「サブプライム」、この半年間に、この言葉を耳にしたことのない人はいないでしょう。昨年2007年の初旬から新聞紙面で見かけるようになり、夏場から一機にその数が増えました。
サブプライムローン、サブプライム問題、サブプライム関連損失、サブプライムローン債権といった使われ方をします。
ある日の日経新聞の朝刊で、「サブプライム」という言葉が幾つ出てくるか数えてみたところ、全部で21個ありました。ピーク時には、おそらくその倍以上あったと思います。
皆さんご承知の通り、サブプライムローンとは、信用力が低い個人、低所得者層を対象とした住宅ローンを意味します。米国で始まった問題で、その影響が世界の金融市場に波及しています。
最近、経済レポート、投資レポートを翻訳していると、当然ながらsubprime loanという言葉が出て参ります。

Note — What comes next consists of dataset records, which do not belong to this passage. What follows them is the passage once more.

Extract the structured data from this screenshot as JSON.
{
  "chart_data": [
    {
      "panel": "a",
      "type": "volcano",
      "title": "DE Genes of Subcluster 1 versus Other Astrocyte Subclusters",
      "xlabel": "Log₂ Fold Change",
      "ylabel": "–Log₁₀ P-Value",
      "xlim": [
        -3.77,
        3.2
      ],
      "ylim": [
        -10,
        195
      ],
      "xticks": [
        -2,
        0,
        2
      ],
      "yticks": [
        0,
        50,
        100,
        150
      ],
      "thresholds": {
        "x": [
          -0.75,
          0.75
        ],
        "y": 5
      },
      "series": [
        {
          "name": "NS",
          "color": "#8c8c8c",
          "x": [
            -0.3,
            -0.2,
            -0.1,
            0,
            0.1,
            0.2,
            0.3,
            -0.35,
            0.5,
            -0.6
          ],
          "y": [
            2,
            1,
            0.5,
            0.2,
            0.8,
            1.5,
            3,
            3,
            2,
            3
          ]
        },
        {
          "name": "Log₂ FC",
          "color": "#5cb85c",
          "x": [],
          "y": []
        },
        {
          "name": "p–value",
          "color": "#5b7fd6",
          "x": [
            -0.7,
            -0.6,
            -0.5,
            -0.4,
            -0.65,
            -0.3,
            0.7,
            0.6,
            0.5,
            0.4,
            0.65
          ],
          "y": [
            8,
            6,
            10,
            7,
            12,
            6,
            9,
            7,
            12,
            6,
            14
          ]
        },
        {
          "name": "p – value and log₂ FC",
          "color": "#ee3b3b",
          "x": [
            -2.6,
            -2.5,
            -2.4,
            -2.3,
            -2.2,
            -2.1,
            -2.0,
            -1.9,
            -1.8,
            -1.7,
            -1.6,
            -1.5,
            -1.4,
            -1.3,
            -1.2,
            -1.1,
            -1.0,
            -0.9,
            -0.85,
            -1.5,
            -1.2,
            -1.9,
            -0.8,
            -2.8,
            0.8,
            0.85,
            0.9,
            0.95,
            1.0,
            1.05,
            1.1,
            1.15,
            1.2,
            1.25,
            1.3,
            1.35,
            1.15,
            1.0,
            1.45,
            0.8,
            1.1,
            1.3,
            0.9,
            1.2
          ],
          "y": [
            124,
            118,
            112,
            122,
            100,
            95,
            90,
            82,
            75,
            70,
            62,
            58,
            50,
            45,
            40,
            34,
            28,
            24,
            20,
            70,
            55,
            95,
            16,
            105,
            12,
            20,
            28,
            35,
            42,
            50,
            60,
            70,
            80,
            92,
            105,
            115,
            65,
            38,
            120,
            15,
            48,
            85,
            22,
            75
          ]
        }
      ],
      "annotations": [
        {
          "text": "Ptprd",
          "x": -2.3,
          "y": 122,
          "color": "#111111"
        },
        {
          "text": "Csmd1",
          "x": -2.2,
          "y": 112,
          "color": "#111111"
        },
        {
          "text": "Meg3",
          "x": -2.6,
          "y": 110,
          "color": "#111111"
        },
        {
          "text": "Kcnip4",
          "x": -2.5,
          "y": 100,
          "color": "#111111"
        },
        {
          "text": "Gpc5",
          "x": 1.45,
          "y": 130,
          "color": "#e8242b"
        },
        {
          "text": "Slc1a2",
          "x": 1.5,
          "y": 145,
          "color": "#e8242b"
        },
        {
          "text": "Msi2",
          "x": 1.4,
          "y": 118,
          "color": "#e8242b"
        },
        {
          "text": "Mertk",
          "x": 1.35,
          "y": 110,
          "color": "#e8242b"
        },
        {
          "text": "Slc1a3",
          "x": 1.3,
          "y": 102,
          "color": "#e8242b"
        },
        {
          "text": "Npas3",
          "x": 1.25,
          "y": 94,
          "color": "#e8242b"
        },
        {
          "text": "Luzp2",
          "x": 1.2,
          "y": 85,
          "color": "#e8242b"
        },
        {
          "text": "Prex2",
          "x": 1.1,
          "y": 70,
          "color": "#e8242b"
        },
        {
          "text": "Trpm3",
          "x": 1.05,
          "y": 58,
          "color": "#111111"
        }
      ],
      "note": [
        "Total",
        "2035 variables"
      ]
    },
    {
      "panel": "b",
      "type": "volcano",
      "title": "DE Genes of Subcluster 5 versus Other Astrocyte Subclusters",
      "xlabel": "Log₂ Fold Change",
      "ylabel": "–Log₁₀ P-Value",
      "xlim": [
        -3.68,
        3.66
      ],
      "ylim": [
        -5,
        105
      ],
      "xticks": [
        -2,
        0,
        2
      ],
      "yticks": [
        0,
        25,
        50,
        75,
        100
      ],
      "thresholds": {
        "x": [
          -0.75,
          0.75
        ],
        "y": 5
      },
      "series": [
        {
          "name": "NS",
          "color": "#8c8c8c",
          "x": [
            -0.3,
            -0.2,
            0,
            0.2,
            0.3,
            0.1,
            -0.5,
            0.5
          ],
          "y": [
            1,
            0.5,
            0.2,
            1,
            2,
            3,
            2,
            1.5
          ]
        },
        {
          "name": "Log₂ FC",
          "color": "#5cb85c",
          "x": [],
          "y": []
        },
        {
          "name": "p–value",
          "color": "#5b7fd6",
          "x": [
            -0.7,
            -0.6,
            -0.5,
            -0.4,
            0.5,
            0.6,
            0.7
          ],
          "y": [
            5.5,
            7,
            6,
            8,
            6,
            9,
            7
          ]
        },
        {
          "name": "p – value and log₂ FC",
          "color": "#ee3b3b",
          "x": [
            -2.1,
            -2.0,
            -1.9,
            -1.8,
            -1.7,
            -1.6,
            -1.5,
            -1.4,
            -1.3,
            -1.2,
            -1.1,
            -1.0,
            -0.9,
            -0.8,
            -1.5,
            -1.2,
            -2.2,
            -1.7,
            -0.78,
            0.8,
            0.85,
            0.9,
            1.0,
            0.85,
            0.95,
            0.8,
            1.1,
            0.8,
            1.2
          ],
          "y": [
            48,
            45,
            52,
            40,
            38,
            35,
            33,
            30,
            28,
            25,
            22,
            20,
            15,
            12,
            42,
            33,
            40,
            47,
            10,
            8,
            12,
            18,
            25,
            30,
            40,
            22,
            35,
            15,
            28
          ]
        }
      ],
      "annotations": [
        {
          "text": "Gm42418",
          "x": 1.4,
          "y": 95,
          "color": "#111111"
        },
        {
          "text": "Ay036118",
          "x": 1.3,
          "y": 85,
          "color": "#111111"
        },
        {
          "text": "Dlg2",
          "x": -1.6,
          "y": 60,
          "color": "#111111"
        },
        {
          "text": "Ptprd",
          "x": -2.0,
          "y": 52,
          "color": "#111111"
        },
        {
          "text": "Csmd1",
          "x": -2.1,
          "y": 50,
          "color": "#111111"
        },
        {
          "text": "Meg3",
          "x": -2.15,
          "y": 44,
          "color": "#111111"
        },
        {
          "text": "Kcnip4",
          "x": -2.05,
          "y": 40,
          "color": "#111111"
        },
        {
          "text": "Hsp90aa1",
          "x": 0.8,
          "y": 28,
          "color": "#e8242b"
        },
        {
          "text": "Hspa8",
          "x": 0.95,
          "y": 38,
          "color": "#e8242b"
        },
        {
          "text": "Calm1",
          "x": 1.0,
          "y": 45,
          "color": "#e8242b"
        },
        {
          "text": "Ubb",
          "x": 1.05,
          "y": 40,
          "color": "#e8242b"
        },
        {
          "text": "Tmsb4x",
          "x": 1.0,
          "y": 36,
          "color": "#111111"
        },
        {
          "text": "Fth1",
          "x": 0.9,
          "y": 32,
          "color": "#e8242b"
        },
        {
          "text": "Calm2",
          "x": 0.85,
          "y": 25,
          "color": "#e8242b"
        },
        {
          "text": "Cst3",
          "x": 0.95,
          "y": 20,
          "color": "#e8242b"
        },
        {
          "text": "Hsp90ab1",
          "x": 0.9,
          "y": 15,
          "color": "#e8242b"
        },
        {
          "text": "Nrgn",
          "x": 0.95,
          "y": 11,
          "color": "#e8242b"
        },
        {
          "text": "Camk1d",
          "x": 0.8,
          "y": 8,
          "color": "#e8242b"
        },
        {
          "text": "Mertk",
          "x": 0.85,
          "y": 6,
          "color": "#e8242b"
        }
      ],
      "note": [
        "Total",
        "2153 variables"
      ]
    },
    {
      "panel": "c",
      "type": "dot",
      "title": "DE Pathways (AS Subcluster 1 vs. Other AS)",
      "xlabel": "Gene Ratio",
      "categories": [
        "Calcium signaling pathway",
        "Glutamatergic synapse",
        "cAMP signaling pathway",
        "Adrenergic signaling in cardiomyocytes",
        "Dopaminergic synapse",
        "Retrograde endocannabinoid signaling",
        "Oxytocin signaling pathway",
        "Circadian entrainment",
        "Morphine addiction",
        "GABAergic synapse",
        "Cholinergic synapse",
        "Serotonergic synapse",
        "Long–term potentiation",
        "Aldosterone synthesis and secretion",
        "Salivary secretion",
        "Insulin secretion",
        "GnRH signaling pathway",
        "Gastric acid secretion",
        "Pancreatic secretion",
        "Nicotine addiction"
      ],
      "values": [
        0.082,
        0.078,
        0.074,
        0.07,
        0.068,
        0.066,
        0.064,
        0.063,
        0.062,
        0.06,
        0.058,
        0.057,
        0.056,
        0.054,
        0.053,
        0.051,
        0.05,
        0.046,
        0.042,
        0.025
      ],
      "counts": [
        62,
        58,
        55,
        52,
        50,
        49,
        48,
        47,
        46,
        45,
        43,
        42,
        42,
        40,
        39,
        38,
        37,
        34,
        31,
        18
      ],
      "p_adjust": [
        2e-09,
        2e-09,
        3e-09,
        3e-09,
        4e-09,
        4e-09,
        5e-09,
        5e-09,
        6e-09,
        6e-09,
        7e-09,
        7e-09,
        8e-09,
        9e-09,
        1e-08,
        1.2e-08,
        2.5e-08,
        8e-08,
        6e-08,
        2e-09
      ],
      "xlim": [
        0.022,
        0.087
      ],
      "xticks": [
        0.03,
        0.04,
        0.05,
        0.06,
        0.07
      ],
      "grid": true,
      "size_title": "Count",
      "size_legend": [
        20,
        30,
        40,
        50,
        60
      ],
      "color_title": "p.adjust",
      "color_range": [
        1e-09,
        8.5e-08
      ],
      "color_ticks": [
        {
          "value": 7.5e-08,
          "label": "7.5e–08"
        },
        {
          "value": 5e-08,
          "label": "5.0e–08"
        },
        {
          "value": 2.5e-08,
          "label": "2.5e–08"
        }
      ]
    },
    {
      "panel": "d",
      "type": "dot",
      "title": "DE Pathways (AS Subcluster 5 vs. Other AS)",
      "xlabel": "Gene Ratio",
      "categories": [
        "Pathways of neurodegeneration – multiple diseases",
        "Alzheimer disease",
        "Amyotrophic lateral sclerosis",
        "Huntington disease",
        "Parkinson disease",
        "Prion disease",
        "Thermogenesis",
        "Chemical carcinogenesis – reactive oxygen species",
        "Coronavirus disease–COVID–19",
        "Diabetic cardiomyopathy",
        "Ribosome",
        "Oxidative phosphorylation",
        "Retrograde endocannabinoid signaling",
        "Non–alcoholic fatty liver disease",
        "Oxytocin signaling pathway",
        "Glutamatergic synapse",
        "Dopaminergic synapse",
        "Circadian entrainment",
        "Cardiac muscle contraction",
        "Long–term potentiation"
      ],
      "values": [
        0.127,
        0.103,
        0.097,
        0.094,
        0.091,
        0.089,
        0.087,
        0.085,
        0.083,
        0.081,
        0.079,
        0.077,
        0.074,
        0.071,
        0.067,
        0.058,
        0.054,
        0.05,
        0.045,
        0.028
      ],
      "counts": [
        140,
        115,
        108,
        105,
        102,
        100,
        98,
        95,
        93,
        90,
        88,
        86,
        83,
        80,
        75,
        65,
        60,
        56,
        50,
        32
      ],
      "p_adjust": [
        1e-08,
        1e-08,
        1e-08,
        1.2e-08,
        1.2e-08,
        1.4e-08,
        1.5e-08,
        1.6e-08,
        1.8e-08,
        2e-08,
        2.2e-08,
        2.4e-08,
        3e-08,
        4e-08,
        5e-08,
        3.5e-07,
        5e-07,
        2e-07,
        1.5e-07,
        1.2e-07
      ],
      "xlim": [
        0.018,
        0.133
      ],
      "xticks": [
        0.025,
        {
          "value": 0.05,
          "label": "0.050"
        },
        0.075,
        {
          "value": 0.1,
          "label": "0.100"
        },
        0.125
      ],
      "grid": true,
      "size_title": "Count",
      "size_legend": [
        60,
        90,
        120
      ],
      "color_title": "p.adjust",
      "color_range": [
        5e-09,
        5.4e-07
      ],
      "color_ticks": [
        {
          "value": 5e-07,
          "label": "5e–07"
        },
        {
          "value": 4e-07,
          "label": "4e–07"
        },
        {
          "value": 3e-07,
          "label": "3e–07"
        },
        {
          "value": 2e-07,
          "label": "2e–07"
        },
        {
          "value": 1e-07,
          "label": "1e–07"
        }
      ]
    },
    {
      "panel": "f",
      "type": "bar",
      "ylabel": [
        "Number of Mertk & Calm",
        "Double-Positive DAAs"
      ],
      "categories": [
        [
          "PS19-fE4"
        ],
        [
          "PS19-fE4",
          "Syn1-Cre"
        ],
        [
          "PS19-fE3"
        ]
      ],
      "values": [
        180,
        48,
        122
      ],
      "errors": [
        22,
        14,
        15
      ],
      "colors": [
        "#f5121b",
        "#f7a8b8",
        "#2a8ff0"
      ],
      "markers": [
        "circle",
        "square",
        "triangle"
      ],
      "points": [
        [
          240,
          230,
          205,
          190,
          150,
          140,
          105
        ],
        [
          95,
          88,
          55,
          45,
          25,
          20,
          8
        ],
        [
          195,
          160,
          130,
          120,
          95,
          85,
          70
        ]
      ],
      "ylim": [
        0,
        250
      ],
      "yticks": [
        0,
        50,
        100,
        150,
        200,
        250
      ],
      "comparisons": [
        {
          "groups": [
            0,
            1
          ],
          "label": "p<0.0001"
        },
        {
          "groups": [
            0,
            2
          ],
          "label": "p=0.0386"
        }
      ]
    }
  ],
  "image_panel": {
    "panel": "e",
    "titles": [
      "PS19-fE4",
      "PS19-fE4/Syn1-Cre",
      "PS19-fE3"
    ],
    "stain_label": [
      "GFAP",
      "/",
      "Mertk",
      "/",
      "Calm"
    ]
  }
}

他に、subprime mortgage、subprime crisis、subprime lendingという使われ方もします。
subprime loanを日本語に訳すとき、どうするか。「サブプライムローン」で基本的に問題はないと思うのですが、そのレポートの中で一番最初に登場する箇所には、括弧してその日本語訳をつけるのが親切ではないかと思います。
サブプライムローン(信用力の低い個人向け住宅融資)
あるいは逆にして
信用力の低い個人向け住宅融資(サブプライムローン)
プロの機関投資家相手のレポートであれば、そんなことは自明なのですが、金融業界の人であっても、「サブプライムローン」とは何かと問われて、「信用力の低い個人向け住宅融資」と即答できる人が果たしてどれだけいるか。もしかして意外に少ないのではないかと思います。
やはりここは、プロ向けのレポートであっても、一回は「信用力の低い個人向け住宅融資」という説明をどこかに入れるのが、翻訳としては良いのではないかと思います。
意味はわかっているのですが、それを日本語で書くとなると、きちんと表記できない。金融翻訳をしていると、こういう用語がよく出てきます。他の事例について、またいずれこのコラムで採り上げたいと思います。